Unemployment in the U.S. currently stands at an eye-popping 9.4%, and the annual average unemployment in 2010 was 9.6%. That means that nearly one in 10 Americans who wants to work is unable to find a job.
The situation is particularly rough on the “99ers,” Americans who have been out of work for over 99 weeks and have therefore lost unemployment benefits that have expired. Recently, the 99ers have been in the news as the government struggles to define its role in helping the long-term unemployed.
Against this backdrop, literally millions of Americans want to know: Is unemployment getting any better?
Historical Unemployment Rates.
To put today’s woes in perspective, some historical context: For the past 50 years, the average rate of unemployment was 5.7%. According to standard economics, 5% is recognized as the “natural rate” of unemployment. Our record high was 10.8% (hit in November 1982) and the record low over that time period was 2.5% (hit in May 1953).
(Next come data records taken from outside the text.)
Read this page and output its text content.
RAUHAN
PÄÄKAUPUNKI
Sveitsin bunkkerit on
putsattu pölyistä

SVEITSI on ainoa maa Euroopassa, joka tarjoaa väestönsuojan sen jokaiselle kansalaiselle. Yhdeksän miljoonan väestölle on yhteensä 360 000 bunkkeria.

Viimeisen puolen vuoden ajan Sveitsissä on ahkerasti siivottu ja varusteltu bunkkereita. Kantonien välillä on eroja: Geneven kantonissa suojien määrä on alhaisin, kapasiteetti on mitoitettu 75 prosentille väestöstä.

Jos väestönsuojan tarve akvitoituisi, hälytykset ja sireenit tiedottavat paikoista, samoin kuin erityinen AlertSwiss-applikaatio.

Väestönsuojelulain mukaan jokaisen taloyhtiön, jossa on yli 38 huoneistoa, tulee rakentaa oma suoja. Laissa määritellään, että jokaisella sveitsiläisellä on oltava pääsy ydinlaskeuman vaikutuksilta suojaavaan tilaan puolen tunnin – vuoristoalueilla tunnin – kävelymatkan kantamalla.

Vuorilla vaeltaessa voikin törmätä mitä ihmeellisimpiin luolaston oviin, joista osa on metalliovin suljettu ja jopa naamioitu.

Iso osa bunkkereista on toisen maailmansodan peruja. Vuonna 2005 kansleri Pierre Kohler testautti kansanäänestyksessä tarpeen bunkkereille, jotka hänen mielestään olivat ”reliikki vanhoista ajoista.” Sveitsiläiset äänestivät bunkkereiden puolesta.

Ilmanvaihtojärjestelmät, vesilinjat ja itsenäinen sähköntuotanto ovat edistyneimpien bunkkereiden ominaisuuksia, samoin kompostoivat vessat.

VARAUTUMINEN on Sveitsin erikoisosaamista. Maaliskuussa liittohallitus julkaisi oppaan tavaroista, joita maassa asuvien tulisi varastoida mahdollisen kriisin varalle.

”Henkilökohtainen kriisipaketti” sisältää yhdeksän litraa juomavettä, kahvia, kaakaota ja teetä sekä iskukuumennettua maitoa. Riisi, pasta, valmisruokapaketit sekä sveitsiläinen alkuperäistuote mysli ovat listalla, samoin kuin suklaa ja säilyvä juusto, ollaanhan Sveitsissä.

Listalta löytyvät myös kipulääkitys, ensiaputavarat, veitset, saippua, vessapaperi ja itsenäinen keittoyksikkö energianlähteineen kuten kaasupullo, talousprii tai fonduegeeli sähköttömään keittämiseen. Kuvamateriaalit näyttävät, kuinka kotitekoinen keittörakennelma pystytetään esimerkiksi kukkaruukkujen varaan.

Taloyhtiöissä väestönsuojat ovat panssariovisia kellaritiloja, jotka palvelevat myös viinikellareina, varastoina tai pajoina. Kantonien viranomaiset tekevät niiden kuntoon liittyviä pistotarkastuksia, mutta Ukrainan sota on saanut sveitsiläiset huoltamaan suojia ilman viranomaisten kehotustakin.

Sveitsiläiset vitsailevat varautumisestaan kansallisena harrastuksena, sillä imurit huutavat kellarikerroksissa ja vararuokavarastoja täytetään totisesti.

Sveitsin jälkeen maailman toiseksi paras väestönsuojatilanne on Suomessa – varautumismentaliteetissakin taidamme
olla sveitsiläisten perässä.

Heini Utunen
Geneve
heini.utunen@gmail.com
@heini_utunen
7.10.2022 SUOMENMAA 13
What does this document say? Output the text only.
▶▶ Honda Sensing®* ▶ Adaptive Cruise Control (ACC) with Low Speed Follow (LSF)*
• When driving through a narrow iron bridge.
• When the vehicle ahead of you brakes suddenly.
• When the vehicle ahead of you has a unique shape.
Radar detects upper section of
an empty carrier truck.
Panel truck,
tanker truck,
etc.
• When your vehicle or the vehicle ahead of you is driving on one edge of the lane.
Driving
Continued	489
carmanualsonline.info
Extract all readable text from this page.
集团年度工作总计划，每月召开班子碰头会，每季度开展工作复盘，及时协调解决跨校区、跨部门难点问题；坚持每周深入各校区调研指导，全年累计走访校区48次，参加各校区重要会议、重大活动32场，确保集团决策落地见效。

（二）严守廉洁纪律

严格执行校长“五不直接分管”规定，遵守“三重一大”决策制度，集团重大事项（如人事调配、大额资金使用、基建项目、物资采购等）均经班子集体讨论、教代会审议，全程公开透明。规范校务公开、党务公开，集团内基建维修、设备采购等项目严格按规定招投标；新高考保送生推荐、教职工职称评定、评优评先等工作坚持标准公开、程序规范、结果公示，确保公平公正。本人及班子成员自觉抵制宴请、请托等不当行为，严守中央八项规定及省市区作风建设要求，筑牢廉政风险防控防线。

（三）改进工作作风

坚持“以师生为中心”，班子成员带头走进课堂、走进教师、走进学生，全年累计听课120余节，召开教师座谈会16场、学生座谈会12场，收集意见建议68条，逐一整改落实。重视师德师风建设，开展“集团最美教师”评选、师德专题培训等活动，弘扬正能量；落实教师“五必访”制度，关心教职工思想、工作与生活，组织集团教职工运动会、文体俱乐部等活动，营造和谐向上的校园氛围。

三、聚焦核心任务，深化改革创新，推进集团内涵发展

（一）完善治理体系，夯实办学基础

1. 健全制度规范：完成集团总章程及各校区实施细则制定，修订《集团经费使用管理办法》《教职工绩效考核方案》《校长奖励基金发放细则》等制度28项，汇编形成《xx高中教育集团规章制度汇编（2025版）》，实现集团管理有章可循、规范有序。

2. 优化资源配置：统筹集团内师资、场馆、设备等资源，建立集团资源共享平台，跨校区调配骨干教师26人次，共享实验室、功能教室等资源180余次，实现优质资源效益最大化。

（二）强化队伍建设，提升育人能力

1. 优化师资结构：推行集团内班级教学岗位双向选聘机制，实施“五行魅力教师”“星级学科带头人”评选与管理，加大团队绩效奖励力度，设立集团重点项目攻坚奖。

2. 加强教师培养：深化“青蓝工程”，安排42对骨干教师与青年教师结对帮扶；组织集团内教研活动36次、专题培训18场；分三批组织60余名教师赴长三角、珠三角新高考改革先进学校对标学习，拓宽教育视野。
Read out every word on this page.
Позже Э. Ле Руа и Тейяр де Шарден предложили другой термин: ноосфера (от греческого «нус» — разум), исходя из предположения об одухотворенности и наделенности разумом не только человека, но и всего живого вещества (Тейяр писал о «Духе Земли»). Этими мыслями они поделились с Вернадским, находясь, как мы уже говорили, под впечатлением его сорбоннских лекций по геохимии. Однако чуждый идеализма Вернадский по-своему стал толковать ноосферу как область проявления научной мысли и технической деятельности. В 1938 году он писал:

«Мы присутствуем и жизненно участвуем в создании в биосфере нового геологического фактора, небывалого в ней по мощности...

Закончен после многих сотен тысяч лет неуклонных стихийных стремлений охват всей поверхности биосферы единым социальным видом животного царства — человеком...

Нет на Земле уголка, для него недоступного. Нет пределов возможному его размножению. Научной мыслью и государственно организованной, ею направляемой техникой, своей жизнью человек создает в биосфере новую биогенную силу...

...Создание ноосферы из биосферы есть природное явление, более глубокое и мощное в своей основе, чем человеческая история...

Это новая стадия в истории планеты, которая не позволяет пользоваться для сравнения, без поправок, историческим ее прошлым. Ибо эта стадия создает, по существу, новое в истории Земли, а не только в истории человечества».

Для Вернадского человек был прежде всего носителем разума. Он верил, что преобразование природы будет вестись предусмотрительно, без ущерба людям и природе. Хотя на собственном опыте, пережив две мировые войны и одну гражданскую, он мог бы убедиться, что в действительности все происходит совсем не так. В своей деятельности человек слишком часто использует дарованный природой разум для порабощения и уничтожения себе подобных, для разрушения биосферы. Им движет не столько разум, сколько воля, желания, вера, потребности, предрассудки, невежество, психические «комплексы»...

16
As a more recent comparison, we hit a recession high of 10.1% in October 2009, compared to a low of 3.9% in late 2001.
We’re In The Process Of Recovery.
As we stand here today, we’re a lot like an accident victim: We’ve stemmed the worst of the bleeding and now we’re in the slow and painful process of recovery. At the height of the collapsing job market in January 2010, we saw more than 775,000 jobs lost per month. In the most recent data most recent data, we saw 297,000 new jobs added last month.
When Will Things Get Better?
Traditionally, if unemployment dips below the “natural rate” of 5%, economists worry that about wage inflation (as employees would have more power than employers). Some economist feel that thanks to globalization, 6% is the new 5% for natural rate of unemployment. Regardless, the only way for us to reclaim that rate and send the roughly 14 million Americans unemployed in 2009 back to work is for new jobs to be added.
Watch The Monthly Jobs Figure.
A key long-run data point to watch when it comes to the state of unemployment is the Bureau of Labor Statistics’ monthly jobs figure. In the short-term, a key news items to monitor is whether or not Congress decides to extend unemployment benefits to 99ers.
Although economic recovery will likely take a while yet, keep watch over unemployment rates and don’t lose hope if you’re unemployed yourself. With recovery should come better employment statistics—and opportunities.